Per capire la scelta di Aifa bisogna ragionare in termini di costi per il Ssn. Che non sono tanto quelli da sostenere per dare la vitamina D ai cittadini, quanto i costi per la sua titolazione. Come spiega a Fortune Italia il presidente della Società italiana di osteoporosi metabolismo minerale e malattie dello scheletro (Siommms), Iacopo Chiodini: ”Posto che Mmg e specialisti operano secondo scienza e coscienza, il timore è che si andrà verso un aumento delle prescrizioni di esami del sangue volti a misurare la quantità di vitamina D presente, così da poter decidere se la stessa sia prescrivibile a carico Ssn o meno. Ciò potrebbe portare a un aumento di costi sanitari per lo Stato. Costi maggiori rispetto a quelli che deriverebbero da una copertura delle spese di acquisto della vitamina D tout court”.

Del resto, continua il presidente Siommms “nessun governo, nemmeno quello italiano, oggi sceglie di spendere per prevenire qualcosa che potrebbe insorgere domani. Perché non paga a livello di consensi nel tempo presente. Nonostante la letteratura scientifica indichi come il deficit da vitamina D è concausa di diverse patologie, come il passaggio da prediabete a diabete”. Una malattia cronica che sappiamo comportare elevati costi diretti e indiretti sia per il paziente che per la collettività.

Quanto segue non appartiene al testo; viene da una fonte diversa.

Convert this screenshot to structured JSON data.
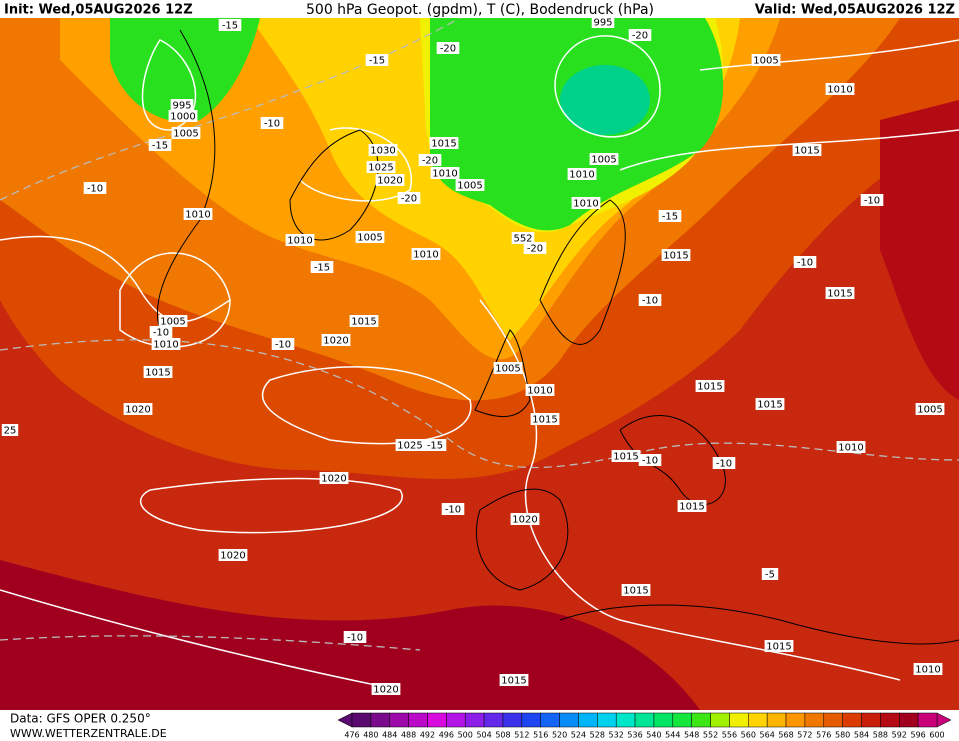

Detto ciò, resta da sciogliere la criticità più volte segnalata da medici di famiglia e specialisti: l’aderenza terapeutica dei pazienti rispetto all’assunzione della vitamina D. Gusto poco gradevole delle formulazioni oleose e difficoltà ad aprire i flaconcini rappresentano i principali fattori deterrenti. Specialmente per la popolazione più anziana. Che è anche quella che maggiormente beneficia di questa integrazione vitaminica.

Problematiche che potrebbero essere superate grazie all’innovazione farmaceutica in campo formulativo, che ha portato sul mercato due nuove forme di somministrazione: un film orodispertsibile e le capsule molli. Nel primo caso un piccolo ‘francobollo’ che si scioglie in bocca senza necessità di acqua o deglutizione permette un rapido rilascio e un grande praticità e sicurezza di somministrazione. Soprattutto pensando a soggetti anziani o pediatrici. Nel caso delle capsule molli alla praticità di somministrazione si affianca il gusto insapore.

Particolarmente rilevante il fatto che entrambe queste nuove formulazioni assicurano un assorbimento adeguato della vitamina D a prescindere da una somministrazione prima o dopo i pasti. Come a dire che si può assumere in qualsiasi momento della giornata, senza vincoli di orario.

Naturalmente, tengono a precisare gli esperti, qualsiasi integrazione alimentare non va intesa come un sostitutivo della dieta. Rispetto a quella della vitamina D però, precisa Chiodini “dati scientifici ci dicono che il deficit deriva prevalentemente dal fatto che oggi siamo poco esposti ai raggi solari. E questo non permette la conversione dei precursori di questa molecola in vitamina D. L’80% delle persone ne è deficitaria in inverno anche al Sud Italia o in Paesi soleggiati come la Spagna. Persino d’estate, quando ci esponiamo al sole di più il 30% della popolazione è carente di vitamina D. Questo perché, giustamente proteggiamo la pelle con creme che difendono dall’azione dannosa dei raggi Uva e Uvb. Ma con la conseguenza di limitare la produzione di vitamina D”.

Pensare a un’alimentazione ricca di alimenti contenenti questa vitamina potrebbe essere una soluzione per evitare il ricorso all’integrazione e le conseguenze di una carenza a livello osseo ma non solo? “Beh”, afferma Chiodini, “è difficile che alle nostre latitudini un’alimentazione varia ed equilibrata riesca ad apportarne sufficienti quantità. Tra gli alimenti che contengono la vitamina D, quelli più comuni nella nostra dieta mediterranea sono come tonno, tuorlo d’uovo e verdure a foglia verde. Ma dovremmo mangiarne in enormi quantità per avere sufficiente vitamina D”.

“Gli alimenti in cui essa è presente in maggior concentrazione sono quelli un po’ meno presenti sulle tavole italiane, dal merluzzo allo sgombro, passando per le aringhe. Ecco perché le popolazioni del Nord Europa soffrono meno della carenza di vitamina D, nonostante siano meno esposte al sole per ragioni di latitudine e climatiche. Tuttavia il problema esiste anche là, tanto che molti alimenti sono arricchiti proprio in vitamina D”.